Almanac Between Issues
May 30, 2006
From the President and Provost
Interim Dean of GSE: Stanton Wortham
We are delighted to announce that we are recommending to the Trustees for approval at their June meeting the appointment of Stanton Wortham as Interim Dean of the Graduate School of Education, effective on August 1, 2006. Dr. Wortham will succeed Susan Fuhrman (Almanac, May 23, 2006), who has resigned to accept the presidency of Teachers College at Columbia University. A search for a permanent Dean will begin over the summer and continue during the fall semester.
Currently Professor of Education and Associate Dean for Academic Affairs at GSE, Dr. Wortham served from 2002 to 2004 as chair of the School’s Educational Leadership Division. He also previously served ably as Acting Dean of the School during the fall 2002 semester, while Dean Susan Fuhrman was on a scholarly leave of absence.
Dr. Wortham came to Penn in 1998 from Bates College and is a member of the Graduate Groups in Education, Anthropology, and Folklore and Folklife, and a member of the Associated Faculty of the Annenberg School for Communication. Dr. Wortham has written widely on classroom discourse and the linguistic anthropology of education. His research applies techniques from linguistic anthropology to study interactional positioning and social identity development in classrooms, media discourse, and autobiographical narrative. His work has involved action research and service learning, ethnography in urban and rural high schools and their surrounding communities, and discourse analysis. Dr. Wortham's interdisciplinary research has earned him a reputation as one of the premier scholars in the field. He teaches courses in education, culture and society; ethnographic and qualitative methods; and the linguistic anthropology of education.

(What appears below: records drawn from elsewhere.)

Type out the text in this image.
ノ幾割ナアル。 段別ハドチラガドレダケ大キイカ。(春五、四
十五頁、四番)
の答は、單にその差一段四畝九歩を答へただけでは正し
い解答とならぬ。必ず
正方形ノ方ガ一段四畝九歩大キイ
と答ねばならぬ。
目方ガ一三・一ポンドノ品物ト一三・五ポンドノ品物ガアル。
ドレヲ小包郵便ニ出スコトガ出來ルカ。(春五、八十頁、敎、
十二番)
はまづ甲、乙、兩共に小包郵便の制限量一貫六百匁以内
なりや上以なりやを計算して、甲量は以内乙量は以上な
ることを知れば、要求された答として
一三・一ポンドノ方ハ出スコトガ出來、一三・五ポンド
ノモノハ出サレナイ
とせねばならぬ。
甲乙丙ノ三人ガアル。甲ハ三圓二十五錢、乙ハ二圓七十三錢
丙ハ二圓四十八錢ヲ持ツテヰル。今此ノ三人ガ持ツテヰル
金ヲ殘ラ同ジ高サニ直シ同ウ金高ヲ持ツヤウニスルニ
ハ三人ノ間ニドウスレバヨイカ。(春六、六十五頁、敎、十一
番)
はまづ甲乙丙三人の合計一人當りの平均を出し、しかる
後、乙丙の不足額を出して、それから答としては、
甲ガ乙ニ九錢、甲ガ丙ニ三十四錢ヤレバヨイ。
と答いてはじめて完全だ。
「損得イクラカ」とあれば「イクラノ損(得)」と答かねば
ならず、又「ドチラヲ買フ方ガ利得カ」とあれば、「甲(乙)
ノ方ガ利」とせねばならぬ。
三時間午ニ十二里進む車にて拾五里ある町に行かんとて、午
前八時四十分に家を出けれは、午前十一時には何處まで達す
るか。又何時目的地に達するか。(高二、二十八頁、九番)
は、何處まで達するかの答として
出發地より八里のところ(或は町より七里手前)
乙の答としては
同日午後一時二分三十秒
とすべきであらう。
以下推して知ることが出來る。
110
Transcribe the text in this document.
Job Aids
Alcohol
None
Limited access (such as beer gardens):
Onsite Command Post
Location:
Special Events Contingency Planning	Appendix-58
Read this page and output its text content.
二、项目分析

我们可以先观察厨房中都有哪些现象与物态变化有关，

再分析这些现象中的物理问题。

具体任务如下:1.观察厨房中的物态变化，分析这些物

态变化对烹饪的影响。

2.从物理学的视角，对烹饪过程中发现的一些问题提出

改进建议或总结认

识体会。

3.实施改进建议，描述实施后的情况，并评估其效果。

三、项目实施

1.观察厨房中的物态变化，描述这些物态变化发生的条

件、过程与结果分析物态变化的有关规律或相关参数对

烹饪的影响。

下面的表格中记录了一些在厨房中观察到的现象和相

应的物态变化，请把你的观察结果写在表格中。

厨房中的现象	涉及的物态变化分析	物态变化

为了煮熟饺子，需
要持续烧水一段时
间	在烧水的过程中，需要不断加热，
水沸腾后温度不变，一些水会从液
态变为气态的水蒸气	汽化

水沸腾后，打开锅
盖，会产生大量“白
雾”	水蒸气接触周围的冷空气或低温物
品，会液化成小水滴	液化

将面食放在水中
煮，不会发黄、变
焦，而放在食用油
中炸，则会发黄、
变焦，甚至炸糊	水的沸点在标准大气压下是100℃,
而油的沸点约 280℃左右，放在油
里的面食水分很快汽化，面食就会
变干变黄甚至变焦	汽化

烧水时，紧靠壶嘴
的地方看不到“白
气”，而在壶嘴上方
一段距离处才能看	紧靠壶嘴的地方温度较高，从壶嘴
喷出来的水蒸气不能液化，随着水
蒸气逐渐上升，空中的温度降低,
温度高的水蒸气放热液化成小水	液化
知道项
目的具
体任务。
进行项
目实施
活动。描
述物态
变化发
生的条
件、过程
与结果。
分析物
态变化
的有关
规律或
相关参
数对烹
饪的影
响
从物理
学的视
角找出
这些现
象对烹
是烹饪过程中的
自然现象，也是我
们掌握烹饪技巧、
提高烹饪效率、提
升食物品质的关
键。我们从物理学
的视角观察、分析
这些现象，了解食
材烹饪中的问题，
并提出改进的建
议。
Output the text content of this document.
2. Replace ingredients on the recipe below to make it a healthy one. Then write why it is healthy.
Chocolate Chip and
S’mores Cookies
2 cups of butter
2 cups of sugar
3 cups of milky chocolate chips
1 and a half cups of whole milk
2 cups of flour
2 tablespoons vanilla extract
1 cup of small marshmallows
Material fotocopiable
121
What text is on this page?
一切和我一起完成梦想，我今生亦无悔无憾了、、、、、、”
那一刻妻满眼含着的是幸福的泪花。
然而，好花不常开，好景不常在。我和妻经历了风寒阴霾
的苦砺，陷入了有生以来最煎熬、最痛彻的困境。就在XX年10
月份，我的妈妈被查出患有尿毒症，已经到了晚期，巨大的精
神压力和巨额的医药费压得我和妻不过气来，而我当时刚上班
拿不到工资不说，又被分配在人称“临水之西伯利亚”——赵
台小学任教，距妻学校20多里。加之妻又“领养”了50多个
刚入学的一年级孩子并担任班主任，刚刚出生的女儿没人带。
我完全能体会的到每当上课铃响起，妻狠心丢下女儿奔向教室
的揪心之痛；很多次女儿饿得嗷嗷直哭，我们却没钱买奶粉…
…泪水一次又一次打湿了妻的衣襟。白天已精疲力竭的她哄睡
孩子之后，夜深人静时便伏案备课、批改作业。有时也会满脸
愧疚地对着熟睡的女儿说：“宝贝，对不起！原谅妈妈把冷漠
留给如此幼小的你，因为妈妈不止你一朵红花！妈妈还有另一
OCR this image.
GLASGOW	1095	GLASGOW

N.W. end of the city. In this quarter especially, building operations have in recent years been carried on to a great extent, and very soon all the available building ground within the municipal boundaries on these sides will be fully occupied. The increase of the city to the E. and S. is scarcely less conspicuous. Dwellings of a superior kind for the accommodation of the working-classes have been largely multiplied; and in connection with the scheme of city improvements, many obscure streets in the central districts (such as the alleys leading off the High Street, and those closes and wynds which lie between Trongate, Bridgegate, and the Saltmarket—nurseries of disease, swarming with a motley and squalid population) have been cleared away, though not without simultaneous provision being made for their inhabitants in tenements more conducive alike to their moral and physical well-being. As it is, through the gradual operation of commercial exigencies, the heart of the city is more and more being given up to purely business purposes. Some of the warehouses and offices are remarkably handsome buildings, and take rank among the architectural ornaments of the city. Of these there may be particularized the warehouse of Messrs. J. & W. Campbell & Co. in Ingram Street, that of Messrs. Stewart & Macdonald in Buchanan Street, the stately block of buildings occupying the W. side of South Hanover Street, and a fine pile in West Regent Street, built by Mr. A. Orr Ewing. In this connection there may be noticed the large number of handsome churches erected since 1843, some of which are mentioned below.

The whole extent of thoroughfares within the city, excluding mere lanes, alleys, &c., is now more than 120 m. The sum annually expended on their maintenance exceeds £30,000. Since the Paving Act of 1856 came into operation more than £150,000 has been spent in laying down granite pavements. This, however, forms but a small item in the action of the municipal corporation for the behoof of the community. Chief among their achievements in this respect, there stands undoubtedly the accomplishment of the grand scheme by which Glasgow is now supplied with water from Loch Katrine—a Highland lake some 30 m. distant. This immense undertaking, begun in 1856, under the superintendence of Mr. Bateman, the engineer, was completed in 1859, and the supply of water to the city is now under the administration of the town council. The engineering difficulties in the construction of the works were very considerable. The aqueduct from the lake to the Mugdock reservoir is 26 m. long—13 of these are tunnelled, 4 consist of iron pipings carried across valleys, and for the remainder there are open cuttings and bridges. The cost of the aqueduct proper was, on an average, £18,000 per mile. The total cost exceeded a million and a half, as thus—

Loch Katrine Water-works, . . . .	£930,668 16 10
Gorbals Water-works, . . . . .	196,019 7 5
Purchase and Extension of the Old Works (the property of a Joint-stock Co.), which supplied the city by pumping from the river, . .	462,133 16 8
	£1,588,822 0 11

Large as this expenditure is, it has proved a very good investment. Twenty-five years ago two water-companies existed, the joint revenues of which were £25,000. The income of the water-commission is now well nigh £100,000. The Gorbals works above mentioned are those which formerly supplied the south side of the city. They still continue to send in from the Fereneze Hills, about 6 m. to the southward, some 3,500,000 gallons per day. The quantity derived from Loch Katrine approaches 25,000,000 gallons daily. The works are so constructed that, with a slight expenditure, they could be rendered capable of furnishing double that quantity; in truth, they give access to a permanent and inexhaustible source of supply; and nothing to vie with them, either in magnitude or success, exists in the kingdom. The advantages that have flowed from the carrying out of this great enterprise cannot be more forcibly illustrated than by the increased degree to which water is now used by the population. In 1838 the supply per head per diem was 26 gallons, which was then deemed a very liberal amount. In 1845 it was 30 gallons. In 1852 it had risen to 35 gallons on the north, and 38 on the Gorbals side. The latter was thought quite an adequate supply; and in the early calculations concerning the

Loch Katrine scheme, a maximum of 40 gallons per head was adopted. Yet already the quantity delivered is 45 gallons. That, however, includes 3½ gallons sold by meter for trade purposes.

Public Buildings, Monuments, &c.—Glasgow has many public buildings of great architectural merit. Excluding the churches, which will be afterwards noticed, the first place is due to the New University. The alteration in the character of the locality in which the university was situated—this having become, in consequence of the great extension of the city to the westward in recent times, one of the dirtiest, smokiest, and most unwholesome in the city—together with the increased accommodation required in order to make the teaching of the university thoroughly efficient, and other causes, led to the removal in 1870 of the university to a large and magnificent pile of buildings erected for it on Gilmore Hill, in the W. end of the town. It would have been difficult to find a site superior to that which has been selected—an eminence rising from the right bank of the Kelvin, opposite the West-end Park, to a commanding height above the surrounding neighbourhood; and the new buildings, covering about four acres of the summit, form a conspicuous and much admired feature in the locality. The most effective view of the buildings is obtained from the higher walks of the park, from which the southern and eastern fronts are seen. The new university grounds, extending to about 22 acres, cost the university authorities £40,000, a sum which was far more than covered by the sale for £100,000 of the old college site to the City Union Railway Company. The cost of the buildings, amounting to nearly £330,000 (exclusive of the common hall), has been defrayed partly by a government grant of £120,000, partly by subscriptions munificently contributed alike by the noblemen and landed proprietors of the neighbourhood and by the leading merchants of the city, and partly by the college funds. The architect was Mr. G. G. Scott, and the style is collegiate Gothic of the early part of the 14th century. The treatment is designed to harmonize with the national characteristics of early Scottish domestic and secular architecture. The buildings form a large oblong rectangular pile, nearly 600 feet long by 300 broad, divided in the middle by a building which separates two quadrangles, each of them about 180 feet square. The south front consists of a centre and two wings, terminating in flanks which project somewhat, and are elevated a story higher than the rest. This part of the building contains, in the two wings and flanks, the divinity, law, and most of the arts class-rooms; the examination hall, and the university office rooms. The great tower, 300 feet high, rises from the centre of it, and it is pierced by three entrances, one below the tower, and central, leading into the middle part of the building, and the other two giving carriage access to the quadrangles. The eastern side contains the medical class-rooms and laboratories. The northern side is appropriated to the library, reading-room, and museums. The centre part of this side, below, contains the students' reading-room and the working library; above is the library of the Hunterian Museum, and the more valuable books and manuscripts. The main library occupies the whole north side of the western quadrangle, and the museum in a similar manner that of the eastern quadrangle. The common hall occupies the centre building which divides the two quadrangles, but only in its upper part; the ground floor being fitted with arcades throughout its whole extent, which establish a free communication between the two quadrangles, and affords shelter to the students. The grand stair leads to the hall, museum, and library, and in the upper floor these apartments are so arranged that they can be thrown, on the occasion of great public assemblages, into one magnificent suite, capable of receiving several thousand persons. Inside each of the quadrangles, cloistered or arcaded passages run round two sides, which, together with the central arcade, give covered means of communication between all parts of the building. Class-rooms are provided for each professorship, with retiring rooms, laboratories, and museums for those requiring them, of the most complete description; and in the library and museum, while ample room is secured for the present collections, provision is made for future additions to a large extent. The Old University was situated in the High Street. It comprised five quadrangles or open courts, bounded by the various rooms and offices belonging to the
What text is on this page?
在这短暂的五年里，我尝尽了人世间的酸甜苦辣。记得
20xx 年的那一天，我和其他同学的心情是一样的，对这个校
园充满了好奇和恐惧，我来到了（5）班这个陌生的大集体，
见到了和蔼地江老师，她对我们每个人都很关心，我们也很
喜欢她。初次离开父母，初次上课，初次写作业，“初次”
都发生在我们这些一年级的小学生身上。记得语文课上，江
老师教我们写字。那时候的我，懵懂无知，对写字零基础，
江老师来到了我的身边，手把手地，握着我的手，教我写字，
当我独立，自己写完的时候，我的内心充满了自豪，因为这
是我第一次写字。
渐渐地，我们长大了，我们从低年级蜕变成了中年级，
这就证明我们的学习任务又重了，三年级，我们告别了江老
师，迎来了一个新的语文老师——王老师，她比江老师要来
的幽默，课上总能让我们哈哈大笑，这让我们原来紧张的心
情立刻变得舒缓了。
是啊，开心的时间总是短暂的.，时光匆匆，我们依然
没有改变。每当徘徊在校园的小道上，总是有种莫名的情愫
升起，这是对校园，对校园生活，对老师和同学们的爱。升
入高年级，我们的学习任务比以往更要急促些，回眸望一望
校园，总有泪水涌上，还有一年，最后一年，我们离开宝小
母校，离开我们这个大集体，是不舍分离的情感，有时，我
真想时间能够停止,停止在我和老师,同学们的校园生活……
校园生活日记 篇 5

Stanton Wortham is a Swarthmore College alumnus who earned his Ph.D. from the Committee on Human Development at the University of Chicago in 1992. As a graduate student, he was a University of Chicago Century Fellow and later was named a National Graduate (Javits) Fellow and a Spencer Foundation Dissertation Fellow. While at Bates College, he was awarded a National Academy of Education/Spencer Postdoctoral Fellowship and was a recipient of the Maine Campus Compact Faculty Service-Learning Award. In 2001, Dr. Wortham received the American Educational Research Association’s Cattell Early Career Award for Programmatic Research. The author of threebooks, he is currently working on a fourth, How Thinking Takes Place in Organizations, for Cambridge University Press. He has edited five scholarly volumes and authored numerous articles, book chapters and reviews. He is a member of the editorial boards of Critical Discourse Studies, Discourse Processes, Journal of Latinos and Education, Journal of Linguistic Anthropology, and Pedagogies: An International Journal, as well as Theory & Psychology and Mind, Culture & Activity, for both of which he is also Book Review Editor.
The Graduate School of Education has moved into the top ranks of education schools and is playing an increasingly significant role in national policy discussions on the reform of American elementary, secondary, and higher education, as well as in international education. GSE also plays a central role in educational reform efforts in Philadelphia. The School has been a major contributor to Penn’s West Philadelphia initiatives, including the creation of the Penn Alexander School, assisting three nearby low-performing elementary schools through the Penn Partnership, and planning for an international studies high school. Dr. Wortham’s background and research have amply prepared him to take on this important leadership role in all of these efforts.
We are confident that his prior leadership roles, strongly interdisciplinary perspective, and intimate knowledge of the School and the University will enable Dr. Wortham to continue the significant growth and advancement of GSE during Dean Fuhrman’s 11-year tenure and strengthen intellectual and research ties between the School and the rest of the University. We are fortunate, indeed, that the Graduate School of Education will have Stanton Wortham at its helm during this period of transition. He has our strong support, as well as that of his fellow GSE faculty and colleagues across the University.